Great post!! Thanks for sharing

Teresa said...

Oh forgot to mention! I write American Historical too!!

Loree Huebner said...

Teresa: Welcome here!

I think both of your groups sound wonderful. We all need that support system for our writing.
In my group, I passed out copies and they marked on them. After the discussion, I got the copies back so I could see what they marked.

Thanks for chiming in, and I'm always thrilled to meet an American Historical writer too! Awesome!

Julie Musil said...

The beautiful thing is you are OPEN to the critique, which means you get so much out of it! I truly value my critique partners. Their thoughts and advice make a huge difference in my work. Like you said, sometimes we're so close to it we don't see the warts OR the gems!

I wish you good luck with the query process!

Loree Huebner said...

Julie: I am very open to the critiques. It's the only way to learn. Took me a long time to learn just that.

Thanks for your well wishes and have a great time on your trip!

Jessica Nelson said...

I adore my crit group! It's really important to be able to wade through what works for you and what doesn't. Sentence structure, etc is a part of voice so I don't care to nitpick that unless it's confusing to me somehow. ;-) While they can be overwhelming, I def. think group crits can be valuable, both for polishing our work and for keeping us humble. lol I'm glad you were able to go!

Loree Huebner said...

Jessica: I think you hit it on the head...It keeps us humble. Yeah, that's it! Most definitely!

I'm going to try to go again this Saturday. I have the day off.

Thanks for popping in!

Gwendolyn Gage said...

I'm glad you posted this! I have been interested in getting involved with a critique group, but I don't know where to start. Well, I guess I did start in a way, by posting my work in progress on my blog :-) How did you go about finding your crit group?

Loree Huebner said...

Gwen: I looked it up online. I looked under writers groups near where I live. I found two. They had websites. I found times and days they meet.

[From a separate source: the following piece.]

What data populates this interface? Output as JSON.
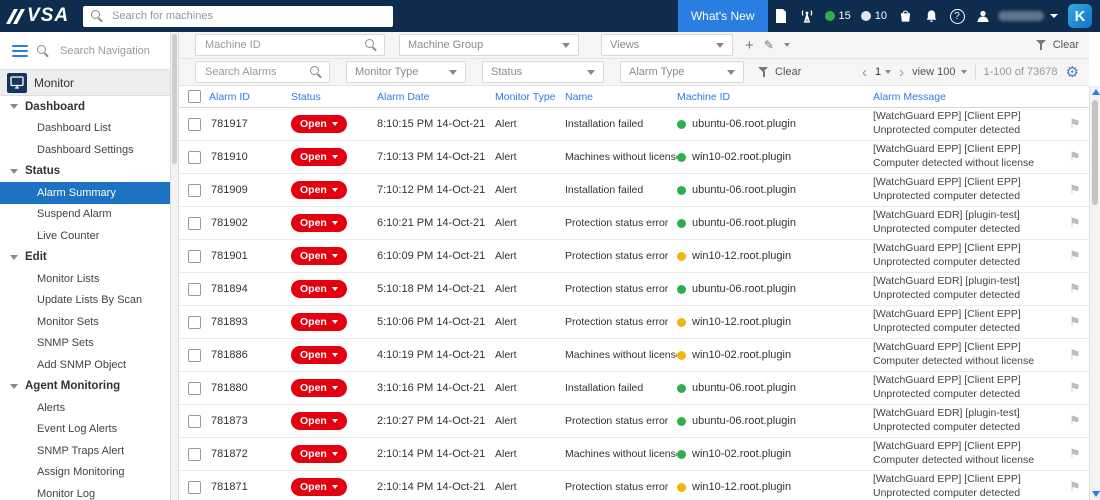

I love your blog! Can't wait for the next chapter.

Thanks for stopping in!

J.L. Campbell said...

Hi, Loree,

Some writers say that too many voices become confusing, but I believe that each reader/critique partner brings something different to the table. Five people will read something I've written and offer good advice and the sixth person will come along and point out something every other reader missed. I like the variety that comes with different readers and I've wise enough to know now what feels right and what won't work for my style of writing.

Damyanti said...

A critique group is invaluable. I wish I had one. When I used to have one (in a different country) I let all the advice lie around for a cooling off period before I started applying them to the story. That helped a lot.

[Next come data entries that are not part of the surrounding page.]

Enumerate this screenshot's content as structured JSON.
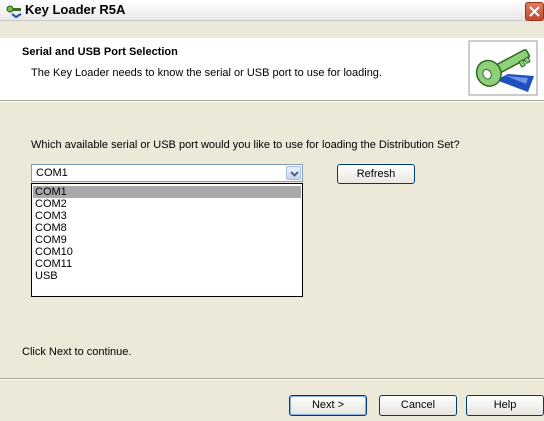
{
  "window": {
    "title": "Key Loader R5A"
  },
  "header": {
    "title": "Serial and USB Port Selection",
    "description": "The Key Loader needs to know the serial or USB port to use for loading."
  },
  "question": "Which available serial or USB port would you like to use for loading the Distribution Set?",
  "port_select": {
    "selected": "COM1",
    "options": [
      "COM1",
      "COM2",
      "COM3",
      "COM8",
      "COM9",
      "COM10",
      "COM11",
      "USB"
    ],
    "expanded": true
  },
  "buttons": {
    "refresh": "Refresh",
    "next": "Next >",
    "cancel": "Cancel",
    "help": "Help"
  },
  "footer_text": "Click Next to continue."
}
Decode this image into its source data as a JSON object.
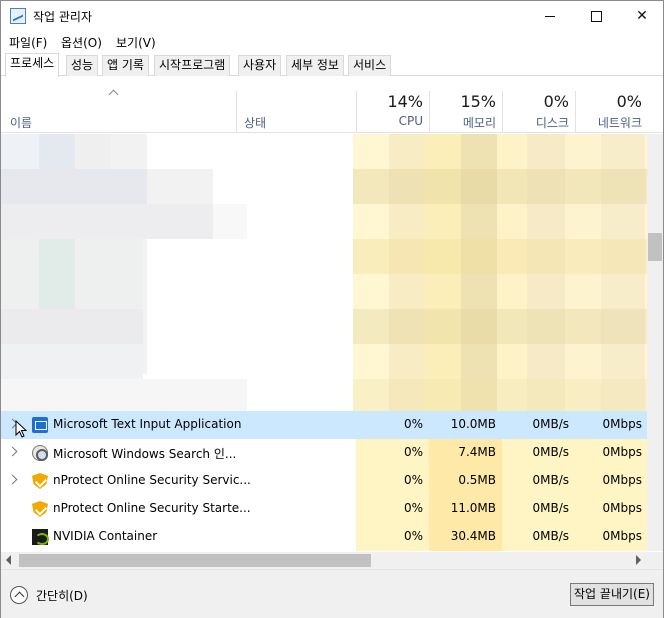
{
  "window": {
    "title": "작업 관리자"
  },
  "menu": [
    "파일(F)",
    "옵션(O)",
    "보기(V)"
  ],
  "tabs": [
    "프로세스",
    "성능",
    "앱 기록",
    "시작프로그램",
    "사용자",
    "세부 정보",
    "서비스"
  ],
  "columns": {
    "name": "이름",
    "status": "상태",
    "cpu": {
      "label": "CPU",
      "percent": "14%"
    },
    "memory": {
      "label": "메모리",
      "percent": "15%"
    },
    "disk": {
      "label": "디스크",
      "percent": "0%"
    },
    "network": {
      "label": "네트워크",
      "percent": "0%"
    }
  },
  "processes": [
    {
      "name": "Microsoft Text Input Application",
      "icon": "keyboard-icon",
      "cpu": "0%",
      "memory": "10.0MB",
      "disk": "0MB/s",
      "network": "0Mbps",
      "selected": true
    },
    {
      "name": "Microsoft Windows Search 인...",
      "icon": "search-indexer-icon",
      "cpu": "0%",
      "memory": "7.4MB",
      "disk": "0MB/s",
      "network": "0Mbps"
    },
    {
      "name": "nProtect Online Security Servic...",
      "icon": "shield-icon",
      "cpu": "0%",
      "memory": "0.5MB",
      "disk": "0MB/s",
      "network": "0Mbps"
    },
    {
      "name": "nProtect Online Security Starte...",
      "icon": "shield-icon",
      "cpu": "0%",
      "memory": "11.0MB",
      "disk": "0MB/s",
      "network": "0Mbps"
    },
    {
      "name": "NVIDIA Container",
      "icon": "nvidia-icon",
      "cpu": "0%",
      "memory": "30.4MB",
      "disk": "0MB/s",
      "network": "0Mbps"
    }
  ],
  "footer": {
    "fewer_details": "간단히(D)",
    "end_task": "작업 끝내기(E)"
  },
  "colors": {
    "selected_row": "#cce8ff",
    "heat_light": "#fff4c4",
    "heat_medium": "#ffe9a8"
  }
}
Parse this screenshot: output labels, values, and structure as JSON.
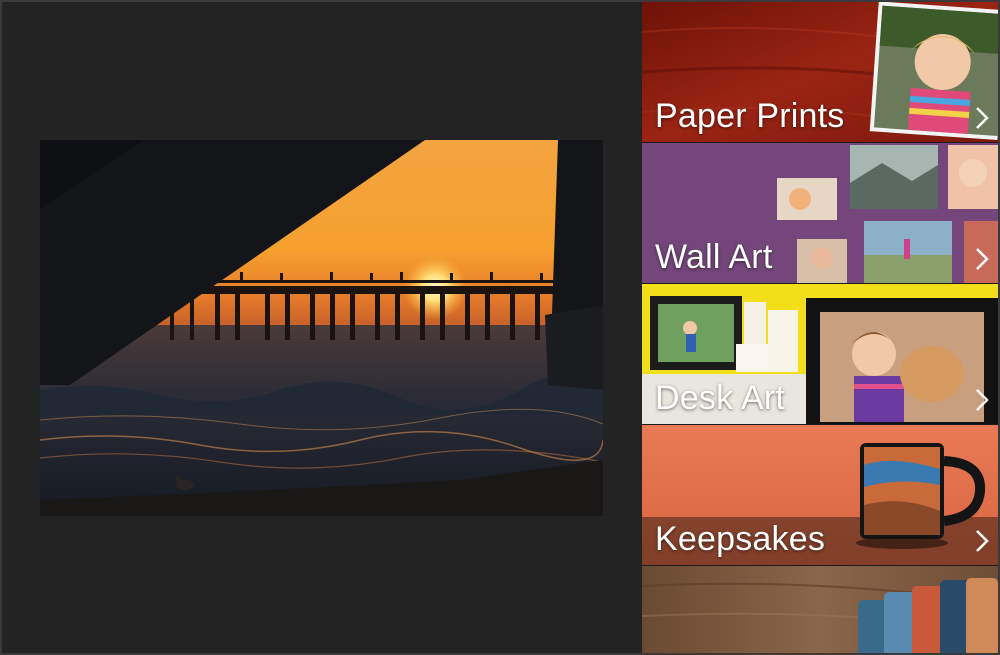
{
  "preview": {
    "image_description_icon": "photo-sunset-pier"
  },
  "products": {
    "items": [
      {
        "label": "Paper Prints",
        "icon": "chevron-right-icon"
      },
      {
        "label": "Wall Art",
        "icon": "chevron-right-icon"
      },
      {
        "label": "Desk Art",
        "icon": "chevron-right-icon"
      },
      {
        "label": "Keepsakes",
        "icon": "chevron-right-icon"
      },
      {
        "label": "",
        "icon": "chevron-right-icon"
      }
    ]
  },
  "colors": {
    "pane_bg": "#232323",
    "paper_prints_bg": "#8e1d12",
    "wall_art_bg": "#6e3f75",
    "desk_art_bg": "#f2df1a",
    "keepsakes_bg": "#e47b57",
    "wood_bg": "#7b5a40"
  }
}
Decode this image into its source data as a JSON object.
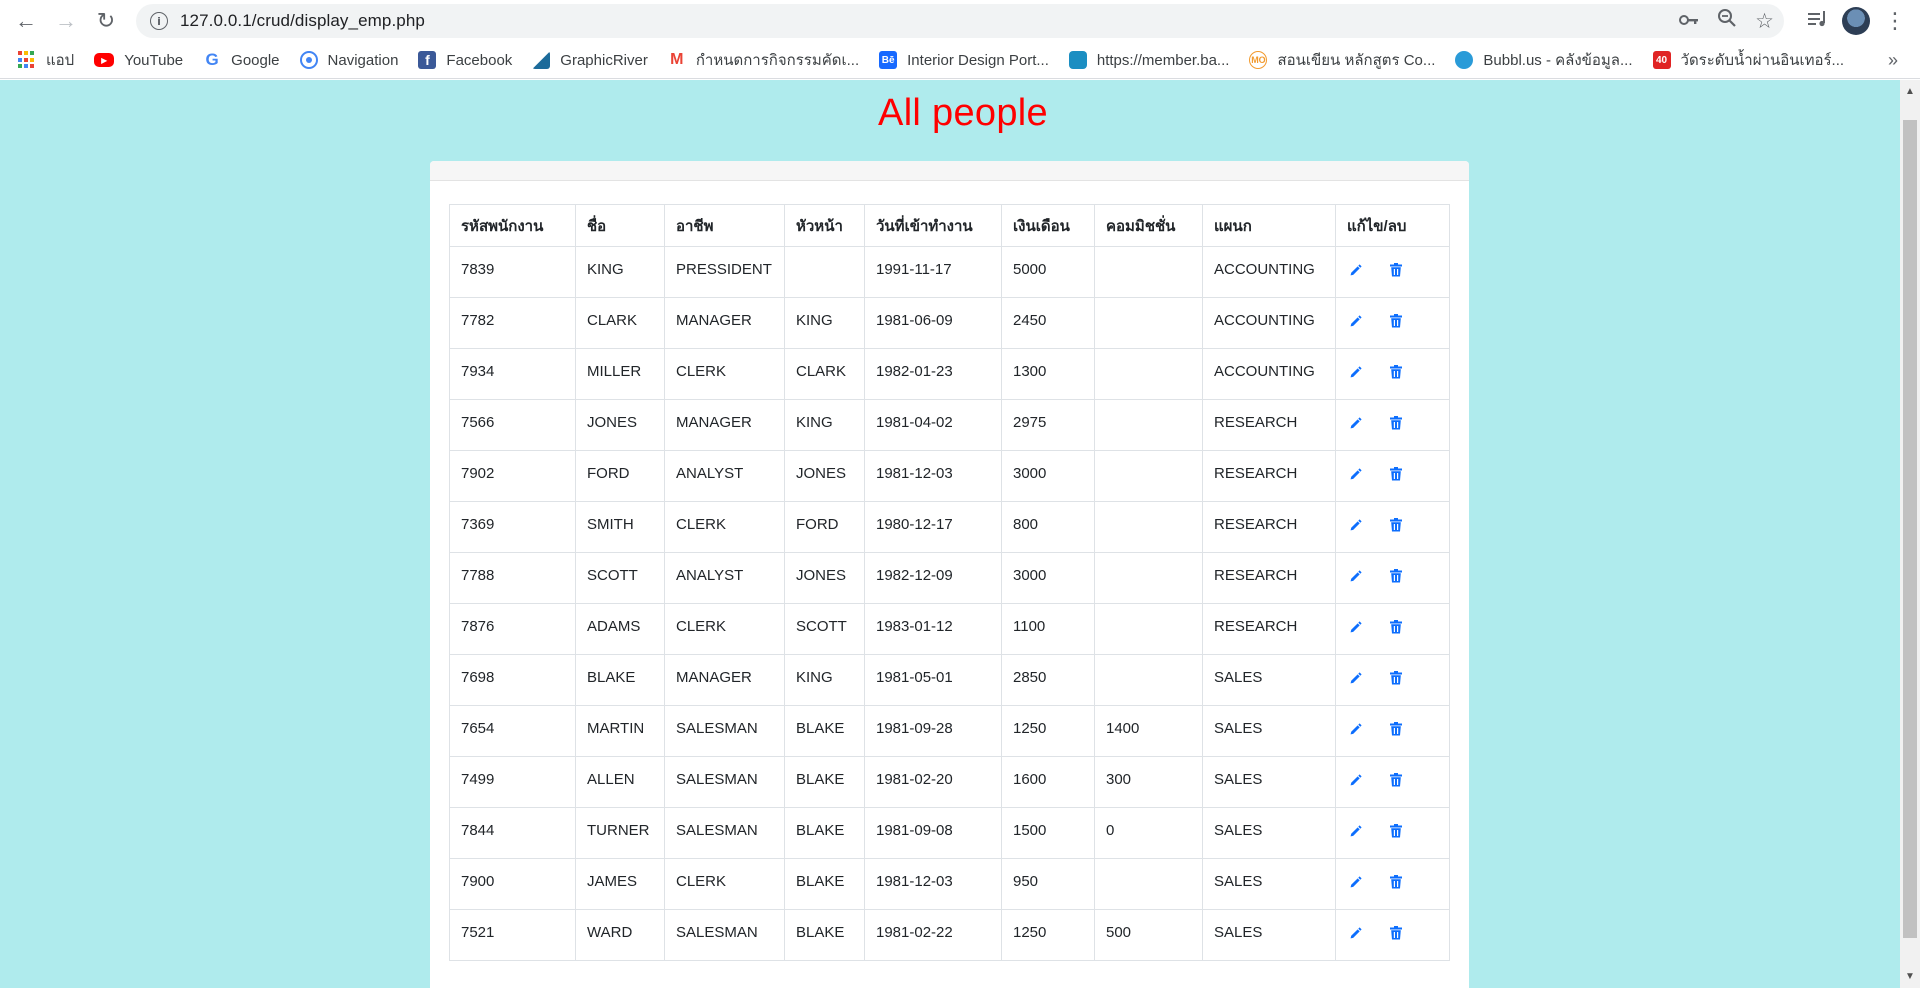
{
  "browser": {
    "url": "127.0.0.1/crud/display_emp.php",
    "bookmarks": [
      {
        "label": "แอป",
        "icon": "apps-grid-icon"
      },
      {
        "label": "YouTube",
        "icon": "youtube-icon"
      },
      {
        "label": "Google",
        "icon": "google-icon"
      },
      {
        "label": "Navigation",
        "icon": "navigation-icon"
      },
      {
        "label": "Facebook",
        "icon": "facebook-icon"
      },
      {
        "label": "GraphicRiver",
        "icon": "graphicriver-icon"
      },
      {
        "label": "กำหนดการกิจกรรมคัดเ...",
        "icon": "gmail-icon"
      },
      {
        "label": "Interior Design Port...",
        "icon": "behance-icon"
      },
      {
        "label": "https://member.ba...",
        "icon": "site-icon"
      },
      {
        "label": "สอนเขียน หลักสูตร Co...",
        "icon": "mo-icon"
      },
      {
        "label": "Bubbl.us - คลังข้อมูล...",
        "icon": "bubbl-icon"
      },
      {
        "label": "วัดระดับน้ำผ่านอินเทอร์...",
        "icon": "site-40-icon"
      }
    ]
  },
  "page": {
    "title": "All people",
    "background": "#afebed",
    "title_color": "#ff0000"
  },
  "table": {
    "headers": [
      "รหัสพนักงาน",
      "ชื่อ",
      "อาชีพ",
      "หัวหน้า",
      "วันที่เข้าทำงาน",
      "เงินเดือน",
      "คอมมิชชั่น",
      "แผนก",
      "แก้ไข/ลบ"
    ],
    "rows": [
      [
        "7839",
        "KING",
        "PRESSIDENT",
        "",
        "1991-11-17",
        "5000",
        "",
        "ACCOUNTING"
      ],
      [
        "7782",
        "CLARK",
        "MANAGER",
        "KING",
        "1981-06-09",
        "2450",
        "",
        "ACCOUNTING"
      ],
      [
        "7934",
        "MILLER",
        "CLERK",
        "CLARK",
        "1982-01-23",
        "1300",
        "",
        "ACCOUNTING"
      ],
      [
        "7566",
        "JONES",
        "MANAGER",
        "KING",
        "1981-04-02",
        "2975",
        "",
        "RESEARCH"
      ],
      [
        "7902",
        "FORD",
        "ANALYST",
        "JONES",
        "1981-12-03",
        "3000",
        "",
        "RESEARCH"
      ],
      [
        "7369",
        "SMITH",
        "CLERK",
        "FORD",
        "1980-12-17",
        "800",
        "",
        "RESEARCH"
      ],
      [
        "7788",
        "SCOTT",
        "ANALYST",
        "JONES",
        "1982-12-09",
        "3000",
        "",
        "RESEARCH"
      ],
      [
        "7876",
        "ADAMS",
        "CLERK",
        "SCOTT",
        "1983-01-12",
        "1100",
        "",
        "RESEARCH"
      ],
      [
        "7698",
        "BLAKE",
        "MANAGER",
        "KING",
        "1981-05-01",
        "2850",
        "",
        "SALES"
      ],
      [
        "7654",
        "MARTIN",
        "SALESMAN",
        "BLAKE",
        "1981-09-28",
        "1250",
        "1400",
        "SALES"
      ],
      [
        "7499",
        "ALLEN",
        "SALESMAN",
        "BLAKE",
        "1981-02-20",
        "1600",
        "300",
        "SALES"
      ],
      [
        "7844",
        "TURNER",
        "SALESMAN",
        "BLAKE",
        "1981-09-08",
        "1500",
        "0",
        "SALES"
      ],
      [
        "7900",
        "JAMES",
        "CLERK",
        "BLAKE",
        "1981-12-03",
        "950",
        "",
        "SALES"
      ],
      [
        "7521",
        "WARD",
        "SALESMAN",
        "BLAKE",
        "1981-02-22",
        "1250",
        "500",
        "SALES"
      ]
    ],
    "row_actions": {
      "edit_icon": "pencil-icon",
      "delete_icon": "trash-icon",
      "icon_color": "#0d6efd"
    }
  }
}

All the best with your WIP and your query!

Loree Huebner said...

J.L.: I agree. Each person brought something different to the table. I was overwhelmed but loving it!
J. L. - Welcome here and thanks for commenting!

Damyanti: Glad you came by! I did let some of the advice cool off for a few days - phrase changes...etc. I looked at them again a few days later. Some made more sense then.

Thank you both for stopping in and sharing.